How is Taskade Automation different from Zapier or Make in 2026?

The 2026 difference is that Taskade puts the automation, your data, and your AI agents in one workspace. Standalone connectors move data between two apps but have no memory layer to write back to. Taskade Automations write results into your projects, feed agent memory, and can even become the live backend of a published Taskade Genesis app. They also reach 15+ frontier models and 100+ bidirectional integrations natively.

Can automations power a real app I publish to customers?

Yes. When you build a Taskade Genesis app, its automations become the live execution layer end users actually rely on — handling form submissions, notifications, payments, and any custom logic. You can publish the app on a custom domain, protect it, and list it in the Community Gallery. That is how an operator runs a business as a living, cloneable app instead of a static document.

The bigger picture: Execution inside the full platform

Automations are one of three pillars. They become unstoppable when you wire them to the other two and ship the result.

Here is the whole platform, in plain terms:

  • AI Apps — describe an app in a sentence and Taskade Genesis builds a running app, not a mockup. Publish it, put it on a custom domain, or clone someone else's in a minute.
  • AI Agents v2 — your agents bring 34 built-in tools, persistent memory, multi-agent teamwork, public embedding, and 15+ frontier models.

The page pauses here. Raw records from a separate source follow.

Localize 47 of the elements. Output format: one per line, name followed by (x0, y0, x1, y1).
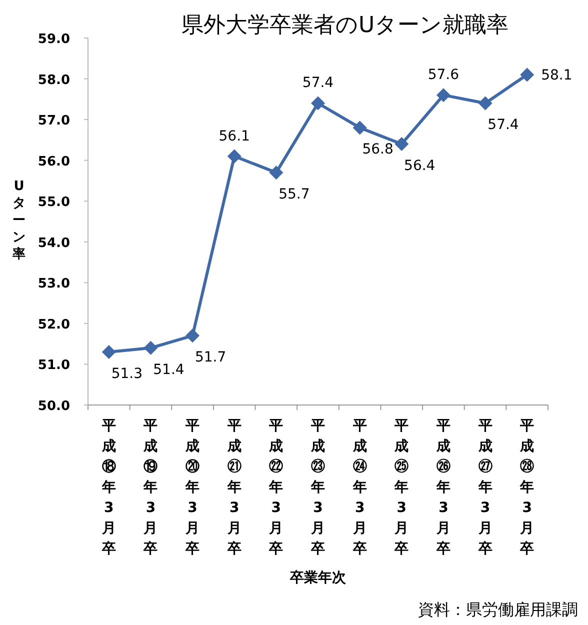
data-label: 56.8 (362, 142, 394, 158)
point (144, 340, 158, 355)
x-tick-label: 平成㉗年3月卒 (477, 418, 492, 557)
x-tick-label: 平成⑲年3月卒 (142, 418, 158, 557)
y-tick-label: 56.0 (38, 154, 70, 170)
x-tick-label: 平成㉓年3月卒 (310, 418, 325, 557)
y-tick-label: 59.0 (38, 32, 70, 47)
data-label: 56.4 (404, 158, 436, 174)
chart-title: 県外大学卒業者のUターン就職率 (181, 13, 509, 38)
y-tick-label: 53.0 (38, 276, 70, 292)
x-tick-label: 平成㉑年3月卒 (226, 418, 242, 557)
point (311, 96, 325, 110)
point (352, 120, 367, 135)
x-tick-label: 平成㉖年3月卒 (435, 418, 450, 557)
data-label: 55.7 (278, 186, 310, 203)
data-label: 57.6 (428, 67, 460, 84)
point (186, 328, 200, 343)
point (520, 68, 534, 82)
x-tick-label: 平成㉕年3月卒 (394, 418, 409, 557)
point (478, 96, 492, 110)
x-tick-label: 平成㉘年3月卒 (519, 418, 534, 557)
y-tick-label: 55.0 (38, 195, 70, 210)
y-tick-label: 58.0 (38, 72, 70, 88)
y-tick-label: 50.0 (38, 399, 70, 414)
point (269, 166, 284, 180)
data-label: 56.1 (218, 128, 250, 144)
data-label: 51.7 (194, 350, 226, 366)
data-label: 57.4 (302, 75, 334, 92)
y-tick-label: 57.0 (38, 114, 70, 129)
point (227, 149, 242, 164)
y-axis-title: Uターン率 (12, 179, 26, 262)
data-label: 51.4 (153, 362, 184, 378)
x-tick-label: 平成㉔年3月卒 (352, 418, 367, 557)
point (436, 88, 450, 102)
data-label: 57.4 (488, 117, 519, 134)
point (394, 137, 409, 152)
data-label: 58.1 (541, 68, 572, 84)
data-label: 51.3 (111, 366, 142, 382)
y-tick-label: 54.0 (38, 236, 70, 251)
x-tick-label: 平成㉒年3月卒 (268, 418, 284, 557)
x-tick-label: 平成⑱年3月卒 (100, 418, 116, 557)
text: 資料：県労働雇用課調 (418, 600, 578, 619)
x-tick-label: 平成⑳年3月卒 (184, 418, 200, 557)
point (102, 344, 116, 359)
y-tick-label: 51.0 (38, 358, 70, 374)
y-tick-label: 52.0 (38, 317, 70, 332)
x-axis-title: 卒業年次 (289, 569, 347, 586)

Taskade EVE is the meta-agent that ties Memory, Intelligence, and Execution together and can build your automations from a sentence.
  • Automation — the Execution pillar on this page: durable workflows with branching and looping, driven by agents, across 100+ bidirectional integrations.
  • 7 project views — List, Board, Calendar, Table, Mind Map, Gantt, and Org Chart, so the same data reads the right way for every job. Timeline lives inside Gantt.
  • Community + App Kits — clone 150,000+ live apps, or buy an App Kit once and clone it as many times as you need.

The vision is simple: software you describe instead of build. Every operator runs their business as living, cloneable apps — exactly what let David replace what he estimated as "40 people, 18 months" with a few weeks on Taskade Genesis. Automations are the pillar that makes those apps do something. ▲ ■ ●

Start free — describe your first automation → · or explore the Automation feature page.

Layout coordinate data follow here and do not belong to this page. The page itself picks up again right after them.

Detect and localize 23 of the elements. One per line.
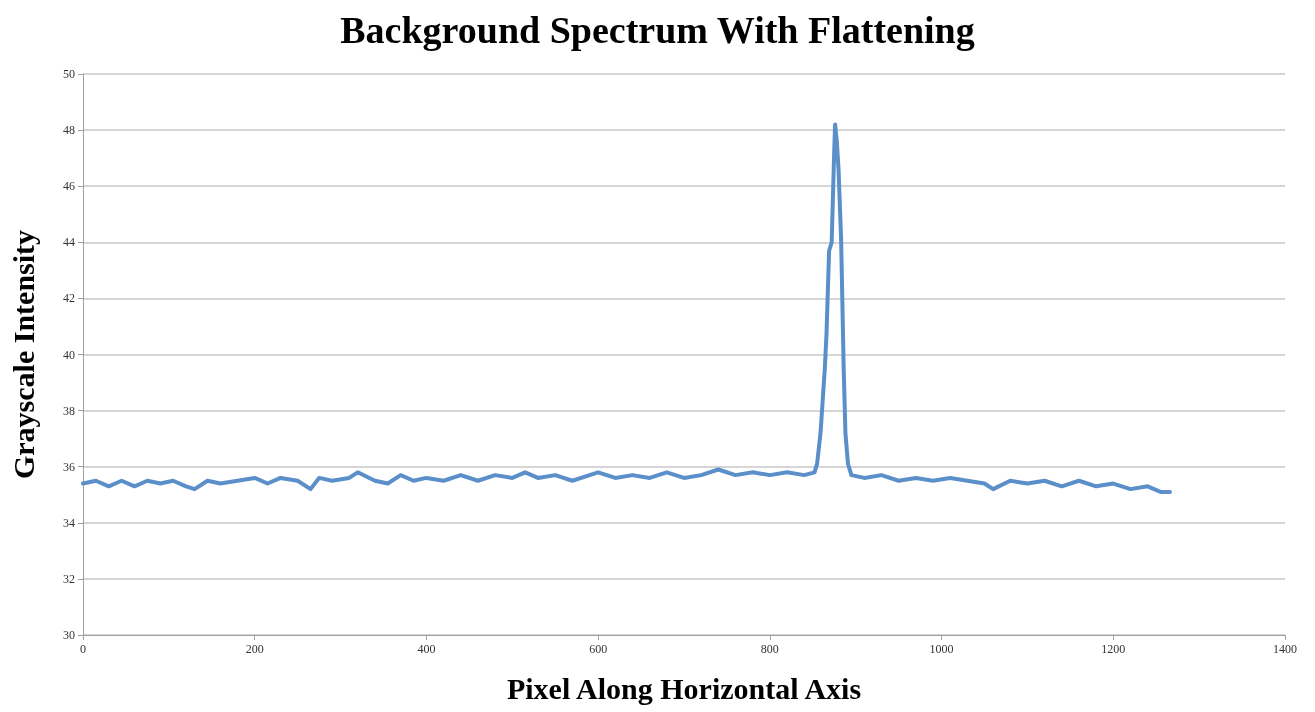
y-tick-label: 32 [63, 571, 75, 586]
y-tick-label: 48 [63, 123, 75, 138]
x-tick-label: 0 [80, 642, 86, 656]
y-tick-label: 42 [63, 291, 75, 306]
y-tick-label: 40 [63, 347, 75, 362]
x-tick-label: 400 [417, 642, 436, 656]
x-tick-label: 1400 [1273, 642, 1297, 656]
x-tick-label: 200 [245, 642, 264, 656]
y-tick-label: 50 [63, 67, 75, 81]
chart-title: Background Spectrum With Flattening [340, 9, 975, 51]
y-tick-label: 34 [63, 515, 75, 530]
x-tick-label: 1000 [929, 642, 954, 656]
y-tick-label: 30 [63, 628, 75, 642]
x-tick-label: 1200 [1101, 642, 1126, 656]
y-axis-title: Grayscale Intensity [6, 229, 40, 480]
y-tick-label: 36 [63, 459, 75, 474]
y-tick-label: 44 [63, 235, 75, 250]
y-tick-label: 38 [63, 403, 75, 418]
y-tick-label: 46 [63, 179, 75, 194]
line-series [81, 122, 1172, 494]
x-axis-title: Pixel Along Horizontal Axis [506, 671, 862, 705]
x-tick-label: 800 [760, 642, 779, 656]
x-tick-label: 600 [589, 642, 608, 656]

Frequently Asked Questions

Which plan includes Taskade Automations?

Automations are included on every plan, from Free through Enterprise. Annual pricing runs Free $0, Starter $6/mo, Pro $16/mo (Popular, up to 10 users), Business $40/mo, Max $200/mo, and Enterprise $400/mo, with plans differing on run volume and AI credits. Build your first one free.

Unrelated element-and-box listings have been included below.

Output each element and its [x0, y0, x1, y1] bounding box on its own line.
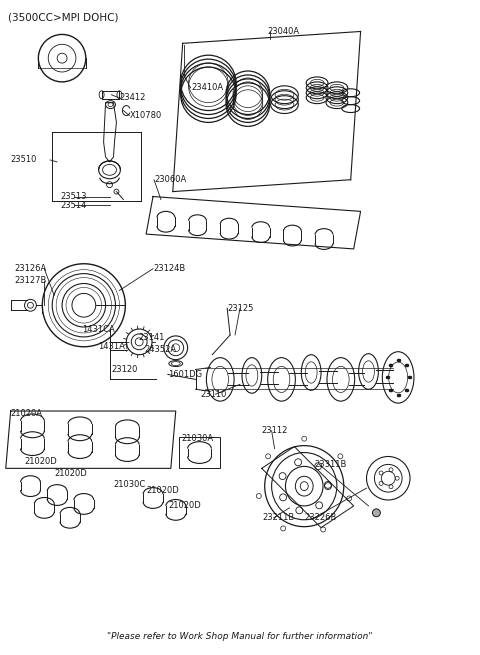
Text: 23514: 23514 — [60, 201, 86, 210]
Text: 23126A: 23126A — [14, 264, 47, 273]
Bar — [179, 437, 220, 468]
Text: 23412: 23412 — [120, 93, 146, 102]
Text: X10780: X10780 — [129, 111, 162, 120]
Text: "Please refer to Work Shop Manual for further information": "Please refer to Work Shop Manual for fu… — [107, 632, 373, 641]
Text: 1431AT: 1431AT — [97, 343, 129, 351]
Text: 23226B: 23226B — [304, 514, 336, 522]
Text: 21020D: 21020D — [169, 502, 202, 510]
Text: 21030C: 21030C — [113, 479, 146, 489]
Text: 23125: 23125 — [227, 304, 253, 312]
Text: 21020D: 21020D — [146, 485, 179, 495]
Text: 23211B: 23211B — [263, 514, 295, 522]
Text: 23141: 23141 — [138, 333, 165, 343]
Text: 24352A: 24352A — [144, 345, 176, 354]
Text: (3500CC>MPI DOHC): (3500CC>MPI DOHC) — [8, 12, 118, 23]
Text: 23112: 23112 — [262, 426, 288, 436]
Text: 1431CA: 1431CA — [82, 326, 115, 335]
Text: 23124B: 23124B — [153, 264, 185, 273]
Text: 23120: 23120 — [111, 365, 138, 374]
Text: 23311B: 23311B — [314, 460, 347, 469]
Text: 23060A: 23060A — [154, 176, 186, 184]
Text: 23410A: 23410A — [192, 83, 224, 92]
Text: 21020A: 21020A — [11, 409, 43, 419]
Text: 21020D: 21020D — [24, 457, 57, 466]
Circle shape — [372, 509, 380, 517]
Text: 21020D: 21020D — [54, 469, 87, 477]
Text: 23127B: 23127B — [14, 276, 47, 285]
Text: 21030A: 21030A — [182, 434, 214, 443]
Text: 23110: 23110 — [201, 390, 227, 399]
Text: 23513: 23513 — [60, 192, 86, 201]
Text: 23040A: 23040A — [268, 27, 300, 36]
Text: 23510: 23510 — [11, 155, 37, 164]
Text: 1601DG: 1601DG — [168, 370, 202, 379]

How do AI credits work in an automation?

AI-powered steps like Ask Agent, Generate with AI, and Ask Agent With Structured Output draw from your workspace AI credit pool, while workspace actions, integrations, and control-flow steps do not. Higher plans include more credits for agent-driven flows.

What can an AI agent do inside an automation?

Any custom agent can be a step in a flow, bringing its persistent memory, custom slash commands, 34 built-in tools, and a choice of 15+ frontier models from OpenAI, Anthropic, Google, and open-weight providers. The agent reads context, decides, and routes the rest of the flow. See Custom AI Agents.

How many integrations can my automations connect to?

Taskade Automations reach 100+ bidirectional integrations across 10 categories. Triggers pull events in, like a new email or a new deal, and actions push work back out, like sending a message or creating a record. Browse the full catalog at /integrations.

Can automations become the backend of a real app?

Yes. When you build a Taskade Genesis app, its automations become the live execution layer that handles form submissions, notifications, payments, and custom logic. You can publish the app, put it on a custom domain, and list it in the Community Gallery.

Are Taskade Automations reliable enough for production?

Yes. Automations run server-side on a reliable durable engine, so your browser does not need to be open. Transient failures retry automatically with backoff, every run is logged in History with per-step data, and you can retry a failed run with one click after fixing the cause.